Семён чуть не рассмеялся в лицо: так вот о чём девичьи мечты грозного дьяка! Донского лазутчика имать хочет! Так за ними далеко ходить не надо – всякий день через село кто-нибудь бредёт. На Дону – маета, украинных мест люди станицы переполнили, кормиться стало нечем, говорят, казаки на Москву идти собираются, государю то ли челом бить, то ли по челу. Ну а власти, как всегда, крамолу не там ищут.

– Был я в туретчине, – угрюмо сказал Семён.

Достал дирхем, полученный от деда Богдана, показал дьяку.

– Такие у них деньги ходят. Зовутся дирхемами, а по-нашему – алтын. И наряд арабский на мне мужики видели, и говорил я им по-персидски, и по-всякому…

– Та-ак!.. – задумчиво протянул государев человек. Монету он забрал, рассмотрел со вниманием и упрятал в глубине своего кафтана. – Значица, по-персидски разумеешь? Ну так скажи мне, как по-ихнему будет: «Боже благий, господи благий, Иисус дух божий»?

– Акши худо, илелло акши худо, Исса рухаллах! – без запинки отбарабанил Семён.

На лице дьяка отразилось сомнение.

– Что-то ты не так бормочешь. Я говорил о господе, а у тебя всё «худо» да «худо».

– Так они слово «бог» говорят, – пожал плечами Семён. – Что с них взять, с бусурман?

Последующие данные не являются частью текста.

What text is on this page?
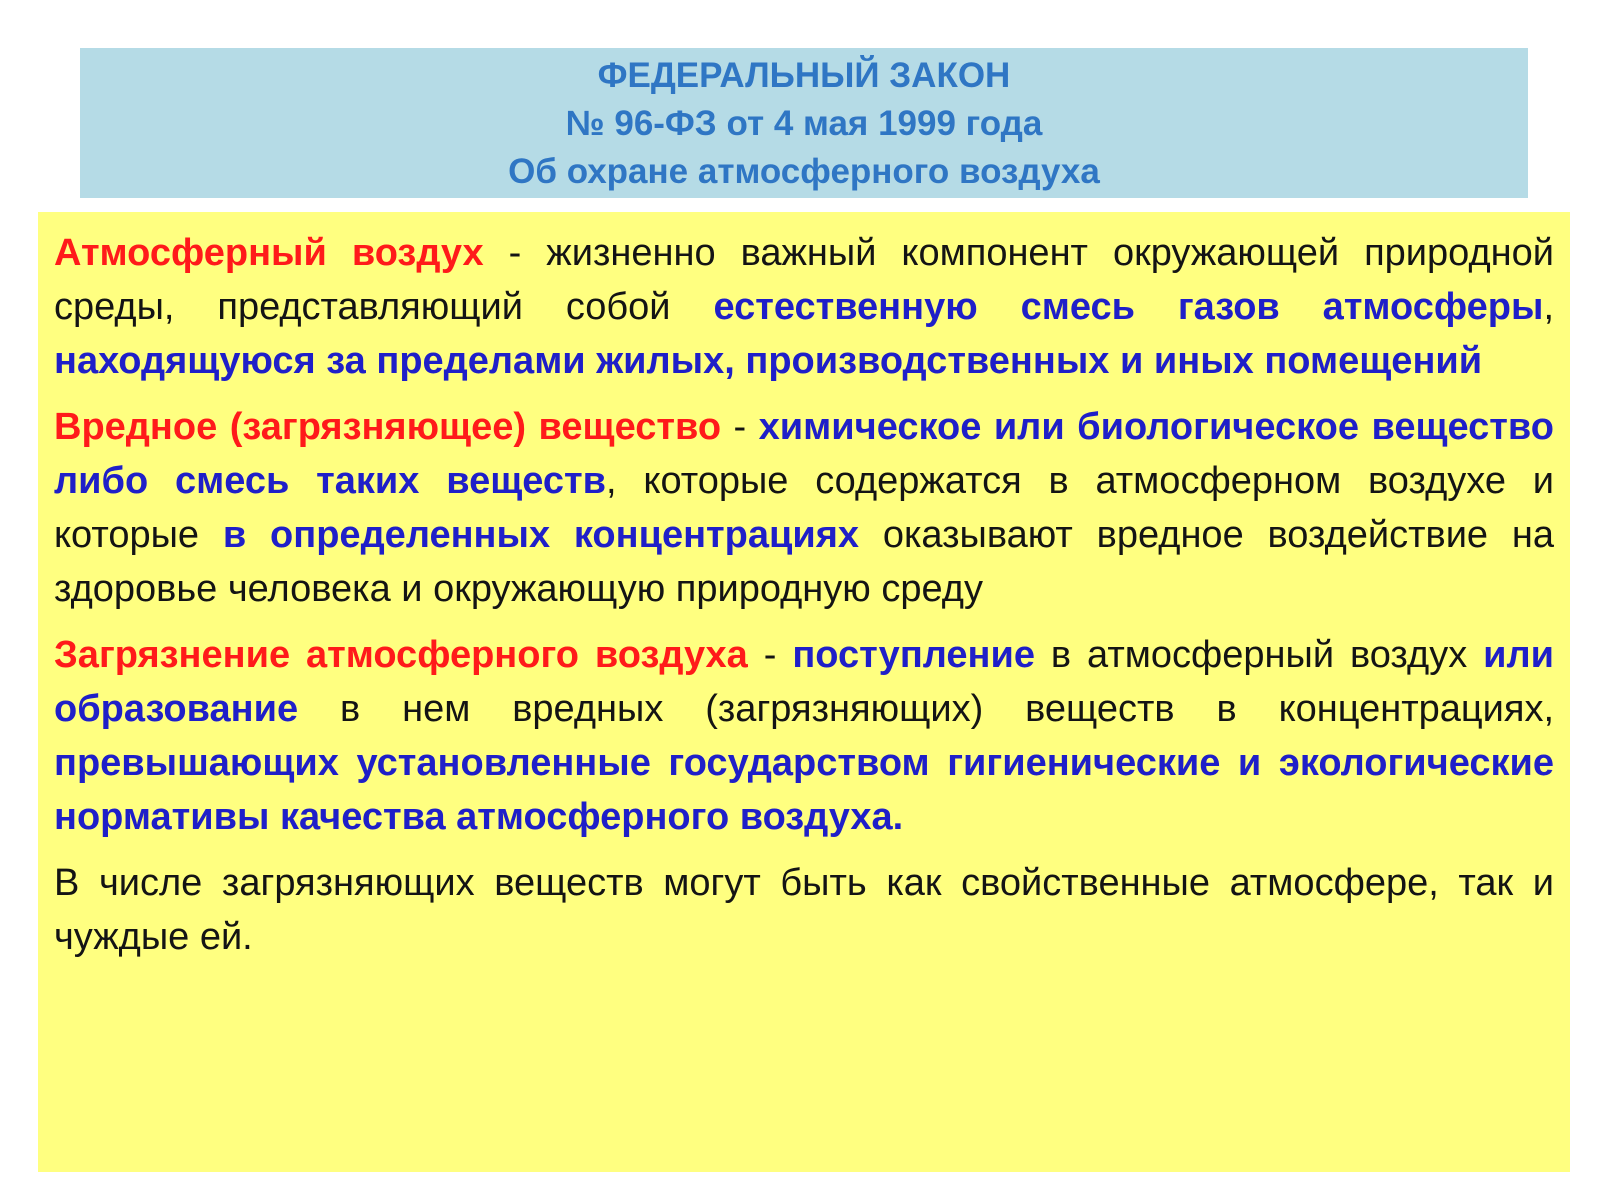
ФЕДЕРАЛЬНЫЙ ЗАКОН
№ 96-ФЗ от 4 мая 1999 года
Об охране атмосферного воздуха

Атмосферный воздух - жизненно важный компонент окружающей природной среды, представляющий собой естественную смесь газов атмосферы, находящуюся за пределами жилых, производственных и иных помещений

Вредное (загрязняющее) вещество - химическое или биологическое вещество либо смесь таких веществ, которые содержатся в атмосферном воздухе и которые в определенных концентрациях оказывают вредное воздействие на здоровье человека и окружающую природную среду

Загрязнение атмосферного воздуха - поступление в атмосферный воздух или образование в нем вредных (загрязняющих) веществ в концентрациях, превышающих установленные государством гигиенические и экологические нормативы качества атмосферного воздуха.

В числе загрязняющих веществ могут быть как свойственные атмосфере, так и чуждые ей.
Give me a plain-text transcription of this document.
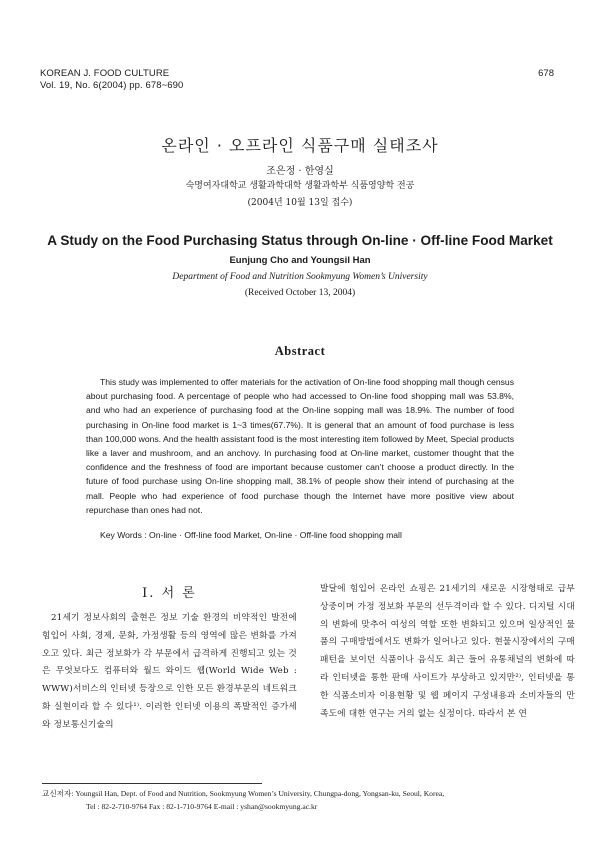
KOREAN J. FOOD CULTURE
Vol. 19, No. 6(2004) pp. 678~690
678
온라인 · 오프라인 식품구매 실태조사
조은정 · 한영실
숙명여자대학교 생활과학대학 생활과학부 식품영양학 전공
(2004년 10월 13일 접수)
A Study on the Food Purchasing Status through On-line · Off-line Food Market
Eunjung Cho and Youngsil Han
Department of Food and Nutrition Sookmyung Women’s University
(Received October 13, 2004)
Abstract
This study was implemented to offer materials for the activation of On-line food shopping mall though census about purchasing food. A percentage of people who had accessed to On-line food shopping mall was 53.8%, and who had an experience of purchasing food at the On-line sopping mall was 18.9%. The number of food purchasing in On-line food market is 1~3 times(67.7%). It is general that an amount of food purchase is less than 100,000 wons. And the health assistant food is the most interesting item followed by Meet, Special products like a laver and mushroom, and an anchovy. In purchasing food at On-line market, customer thought that the confidence and the freshness of food are important because customer can’t choose a product directly. In the future of food purchase using On-line shopping mall, 38.1% of people show their intend of purchasing at the mall. People who had experience of food purchase though the Internet have more positive view about repurchase than ones had not.
Key Words : On-line · Off-line food Market, On-line · Off-line food shopping mall
I. 서 론
21세기 정보사회의 출현은 정보 기술 환경의 비약적인 발전에 힘입어 사회, 경제, 문화, 가정생활 등의 영역에 많은 변화를 가져오고 있다. 최근 정보화가 각 부문에서 급격하게 진행되고 있는 것은 무엇보다도 컴퓨터와 월드 와이드 웹(World Wide Web : WWW)서비스의 인터넷 등장으로 인한 모든 환경부문의 네트워크화 실현이라 할 수 있다¹⁾. 이러한 인터넷 이용의 폭발적인 증가세와 정보통신기술의
발달에 힘입어 온라인 쇼핑은 21세기의 새로운 시장형태로 급부상중이며 가정 정보화 부문의 선두격이라 할 수 있다. 디지털 시대의 변화에 맞추어 여성의 역할 또한 변화되고 있으며 일상적인 물품의 구매방법에서도 변화가 일어나고 있다. 현물시장에서의 구매패턴을 보이던 식품이나 음식도 최근 들어 유통채널의 변화에 따라 인터넷을 통한 판매 사이트가 부상하고 있지만²⁾, 인터넷을 통한 식품소비자 이용현황 및 웹 페이지 구성내용과 소비자들의 만족도에 대한 연구는 거의 없는 실정이다. 따라서 본 연
교신저자: Youngsil Han, Dept. of Food and Nutrition, Sookmyung Women’s University, Chungpa-dong, Yongsan-ku, Seoul, Korea,
Tel : 82-2-710-9764 Fax : 82-1-710-9764 E-mail : yshan@sookmyung.ac.kr
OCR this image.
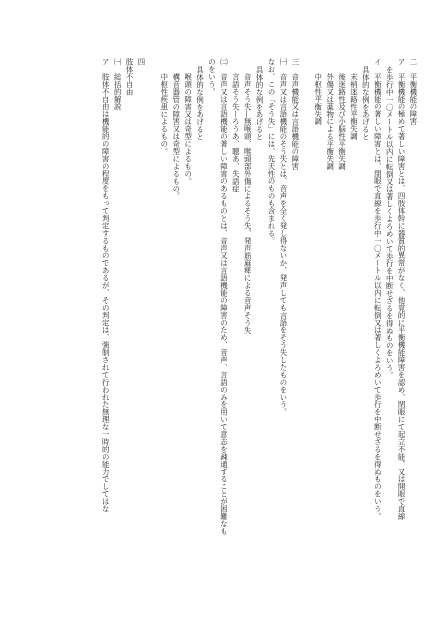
二　平衡機能の障害
ア　平衡機能の極めて著しい障害とは、四肢体幹に器質的異常がなく、他覚的に平衡機能障害を認め、閉眼にて起立不能、又は開眼で直線
を歩行中一〇メートル以内に転倒又は著しくよろめいて歩行を中断せざるを得ぬものをいう。
イ　平衡機能の著しい障害とは、閉眼で直線を歩行中一〇メートル以内に転倒又は著しくよろめいて歩行を中断せざるを得ぬものをいう。
具体的な例をあげると
末梢迷路性平衡失調
後迷路性及び小脳性平衡失調
外傷又は薬物による平衡失調
中枢性平衡失調
三　音声機能又は言語機能の障害
㈠　音声又は言語機能のそう失とは、音声を全く発し得ないか、発声しても言語をそう失したものをいう。
なお、この「そう失」には、先天性のものも含まれる。
具体的な例をあげると
音声そう失—無喉頭、喉頭部外傷によるそう失、発声筋麻痺による音声そう失
言語そう失—ろうあ、聴あ、失語症
㈡　音声又は言語機能の著しい障害のあるものとは、音声又は言語機能の障害のため、音声、言語のみを用いて意志を疎通することが困難なも
のをいう。
具体的な例をあげると
喉頭の障害又は奇型によるもの。
構音器管の障害又は奇型によるもの。
中枢性疾患によるもの。
四　
肢体不自由
㈠　総括的解説
ア　肢体不自由は機能的の障害の程度をもって判定するものであるが、その判定は、強制されて行われた無理な一時的の能力でしてはな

– Я тебе покажу: бог – худо! – закричал дьяк. – Обусурманился вконец, веру православную позабыл! Ты на исповеди-то был, злодей пронырливый?

– В субботу идти хотел, – повинился Семён, – а на буднях некогда – страда.

– Ну, смотри, – смилостивился дьяк, – на сей раз спущу вину. Иди домой. Но ежели что, я тебя, шпыня ненадобного, под шелепами умучаю!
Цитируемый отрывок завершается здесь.